O que leva à especulação de se este ano teremos, depois de muito tempo, uma divisão entre dois escritores:
Kraszahorkai e
Nádas?
Can Xue e
Yu Hua?
Gerald Murnane e
Alexis Wright?
Por fim, para por um fim, por enquanto, porque este é um tema que não se esgota fácil, apesar de achar que o prêmio vai sim para a China, tenho uma aposta pessoal, por achismo, e pela crítica ser forte, e pelos temas da autora e sua abordagem, austera, lúdica, elegante, levemente experimental, e ainda assim bem-humorada, lembrando Ernaux e Glück:
Rachel Cusk.
Por ora é só, provavelmente o/a ganhador/a não está aqui, nem no meu radar, e não vejo o sentido de encher mais do que já está este post com nomes e mais nomes apenas pela quantidade. Como sempre, ao mesmo tempo que torço pelos meus favoritos, quero também ser surpreendido. Que a decisão, a ser anunciada nesta próxima quinta, seja bem acertada
!
Deixo aqui também
um texto recente da folha sobre apostas recentes de editoras brasileiras:
Nobel de Literatura faz editoras se apressarem a publicar autores favoritos
Livros inéditos de eternos cotados como Gerald Murnane, Mircea Cartarescu e Can Xue tentam antecipar o anúncio
Com o anúncio do
Nobel de Literatura na esquina —será na manhã da próxima quinta, dia 10— editoras se apressam para ter no seu catálogo os
autores mais citados como favoritos, antecipando os anseios de leitores que vão buscar o contato com as obras antes que seus direitos autorais encareçam.

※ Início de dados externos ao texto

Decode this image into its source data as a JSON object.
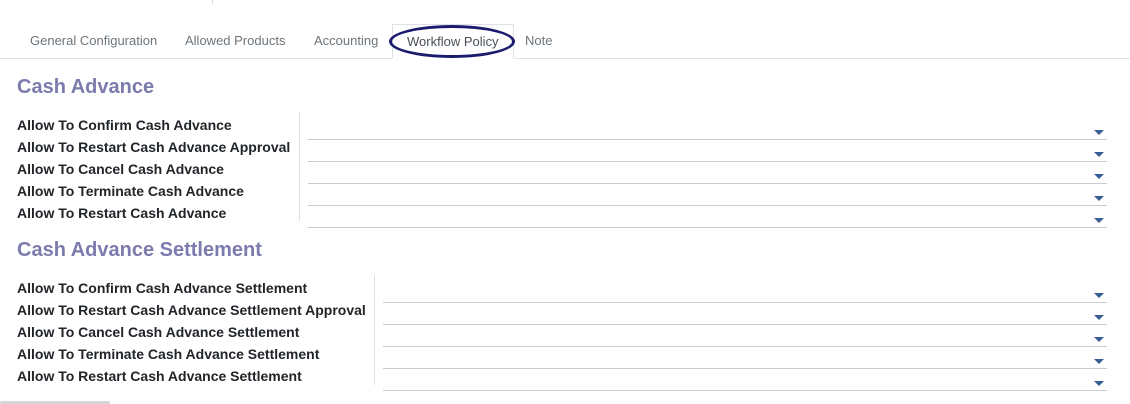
{
  "tabs": [
    {
      "label": "General Configuration",
      "active": false
    },
    {
      "label": "Allowed Products",
      "active": false
    },
    {
      "label": "Accounting",
      "active": false
    },
    {
      "label": "Workflow Policy",
      "active": true
    },
    {
      "label": "Note",
      "active": false
    }
  ],
  "colors": {
    "section_title": "#7c7bad",
    "highlight_circle": "#1b1b6e",
    "caret": "#365e96"
  },
  "cash_advance": {
    "title": "Cash Advance",
    "fields": [
      {
        "label": "Allow To Confirm Cash Advance",
        "value": ""
      },
      {
        "label": "Allow To Restart Cash Advance Approval",
        "value": ""
      },
      {
        "label": "Allow To Cancel Cash Advance",
        "value": ""
      },
      {
        "label": "Allow To Terminate Cash Advance",
        "value": ""
      },
      {
        "label": "Allow To Restart Cash Advance",
        "value": ""
      }
    ]
  },
  "settlement": {
    "title": "Cash Advance Settlement",
    "fields": [
      {
        "label": "Allow To Confirm Cash Advance Settlement",
        "value": ""
      },
      {
        "label": "Allow To Restart Cash Advance Settlement Approval",
        "value": ""
      },
      {
        "label": "Allow To Cancel Cash Advance Settlement",
        "value": ""
      },
      {
        "label": "Allow To Terminate Cash Advance Settlement",
        "value": ""
      },
      {
        "label": "Allow To Restart Cash Advance Settlement",
        "value": ""
      }
    ]
  }
}
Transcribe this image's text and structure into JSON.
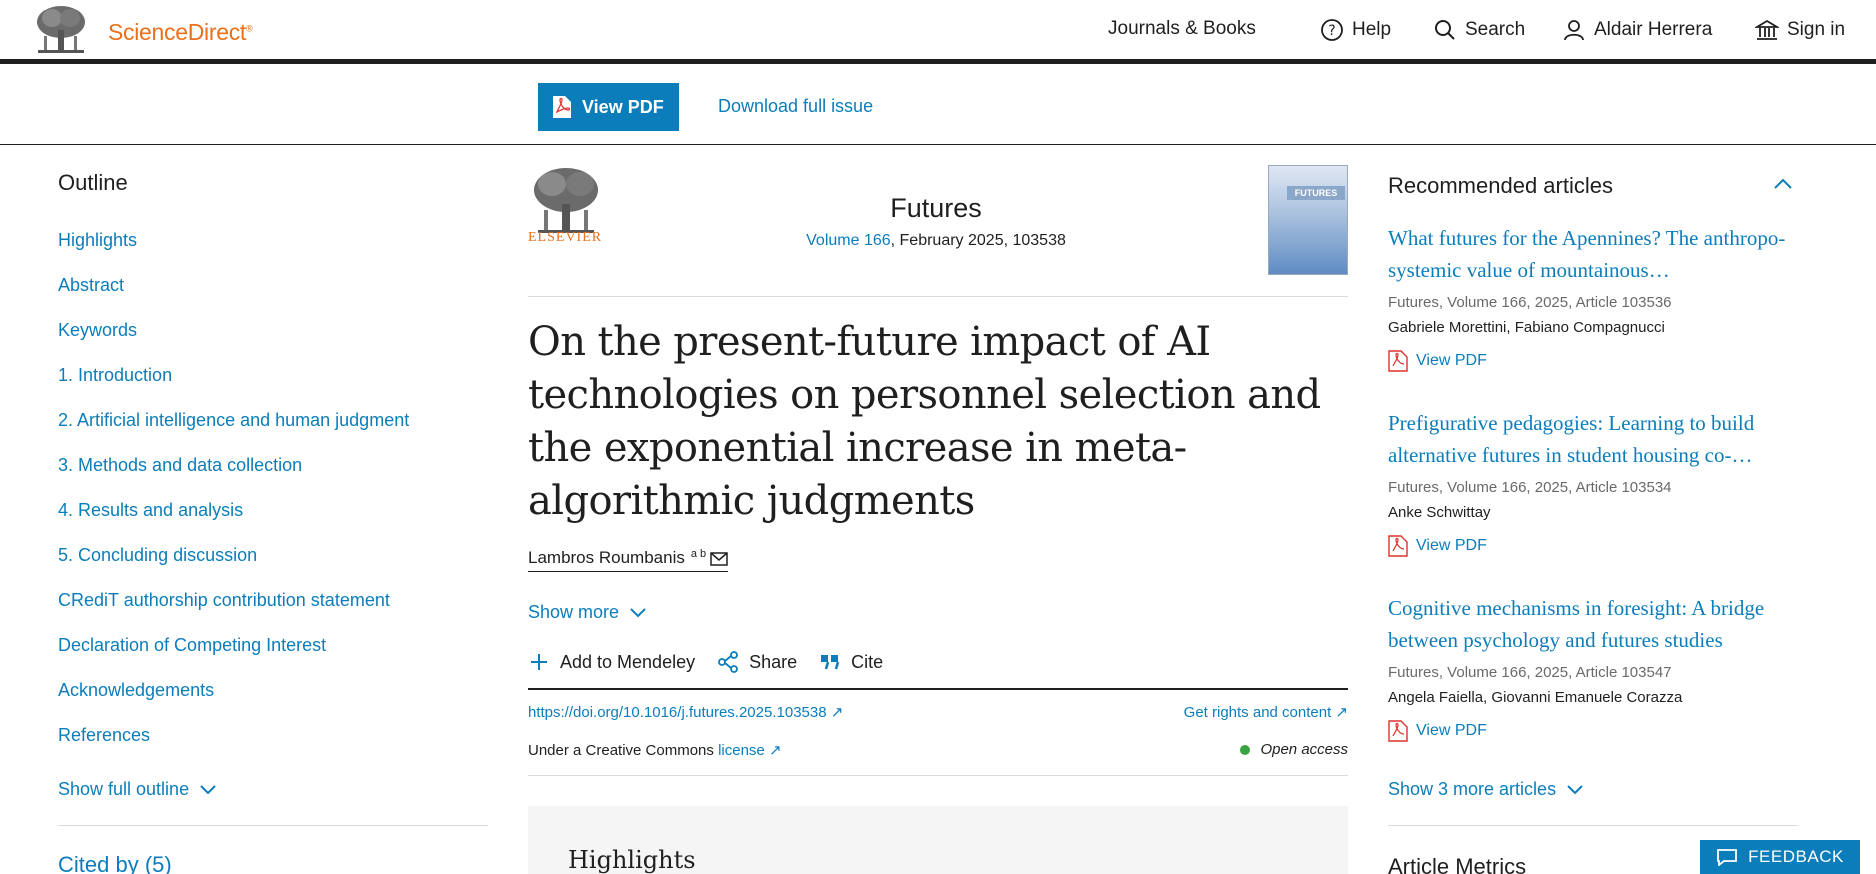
{
  "header": {
    "brand": "ScienceDirect",
    "brand_mark": "®",
    "journals_books": "Journals & Books",
    "help": "Help",
    "search": "Search",
    "user": "Aldair Herrera",
    "sign_in": "Sign in"
  },
  "toolbar": {
    "view_pdf": "View PDF",
    "download_issue": "Download full issue"
  },
  "outline": {
    "title": "Outline",
    "items": [
      "Highlights",
      "Abstract",
      "Keywords",
      "1. Introduction",
      "2. Artificial intelligence and human judgment",
      "3. Methods and data collection",
      "4. Results and analysis",
      "5. Concluding discussion",
      "CRediT authorship contribution statement",
      "Declaration of Competing Interest",
      "Acknowledgements",
      "References"
    ],
    "show_full": "Show full outline",
    "cited_by": "Cited by (5)"
  },
  "article": {
    "publisher": "ELSEVIER",
    "journal": "Futures",
    "volume_link": "Volume 166",
    "issue_meta": ", February 2025, 103538",
    "cover_label": "FUTURES",
    "title": "On the present-future impact of AI technologies on personnel selection and the exponential increase in meta-algorithmic judgments",
    "author": "Lambros Roumbanis",
    "author_sup": "a b",
    "show_more": "Show more",
    "actions": {
      "mendeley": "Add to Mendeley",
      "share": "Share",
      "cite": "Cite"
    },
    "doi": "https://doi.org/10.1016/j.futures.2025.103538",
    "rights": "Get rights and content",
    "cc_prefix": "Under a Creative Commons ",
    "cc_link": "license",
    "open_access": "Open access",
    "highlights": "Highlights"
  },
  "recommended": {
    "title": "Recommended articles",
    "items": [
      {
        "title": "What futures for the Apennines? The anthropo-systemic value of mountainous…",
        "meta": "Futures, Volume 166, 2025, Article 103536",
        "authors": "Gabriele Morettini, Fabiano Compagnucci",
        "pdf": "View PDF"
      },
      {
        "title": "Prefigurative pedagogies: Learning to build alternative futures in student housing co-…",
        "meta": "Futures, Volume 166, 2025, Article 103534",
        "authors": "Anke Schwittay",
        "pdf": "View PDF"
      },
      {
        "title": "Cognitive mechanisms in foresight: A bridge between psychology and futures studies",
        "meta": "Futures, Volume 166, 2025, Article 103547",
        "authors": "Angela Faiella, Giovanni Emanuele Corazza",
        "pdf": "View PDF"
      }
    ],
    "show_more": "Show 3 more articles",
    "metrics": "Article Metrics"
  },
  "feedback": "FEEDBACK",
  "colors": {
    "link": "#0c7dbb",
    "brand": "#e9711c",
    "open_access": "#3aa341"
  }
}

Não é coincidência que a Todavia lance neste mês o primeiro livro do australiano Gerald Murnane no Brasil, o meditativo "As Planícies", para o caso de se tornar o primeiro escritor da Oceania a levar o Nobel.
É agora também que a Mundaréu publica seu segundo volume do romeno
Mircea Cartarescu, seu maior nobelizável —e não é qualquer livro, mas o ambicioso "Solenoide", obra caudalosa que compensará o esforço caso ele traga o prêmio ao leste europeu.
E a Fósforo tem a todo vapor a tradução da chinesa Can Xue, outra favorita fora do mercado brasileiro, sempre citada como possível "agora vai". Verena Veludo está traduzindo a ficção científica que deve ser batizada de "Histórias de Amor no Novo Milênio".
É a mesma editora que investiu corretamente nos últimos dois vencedores,
Jon Fosse e
Annie Ernaux, e editou no começo deste ano o argentino
César Aira, único latino-americano citado como possível azarão.
Outras candidatas perenes têm ampliado suas edições nos últimos anos —a canadense
Anne Carson em nada menos que quatro editoras, a russa
Liudmila Ulítskaia na 34 e a caribenha
Jamaica Kincaid, que
esteve há pouco na Feira do Livro, na Alfaguara. Mas sabemos bem como o Nobel gosta de surpreender.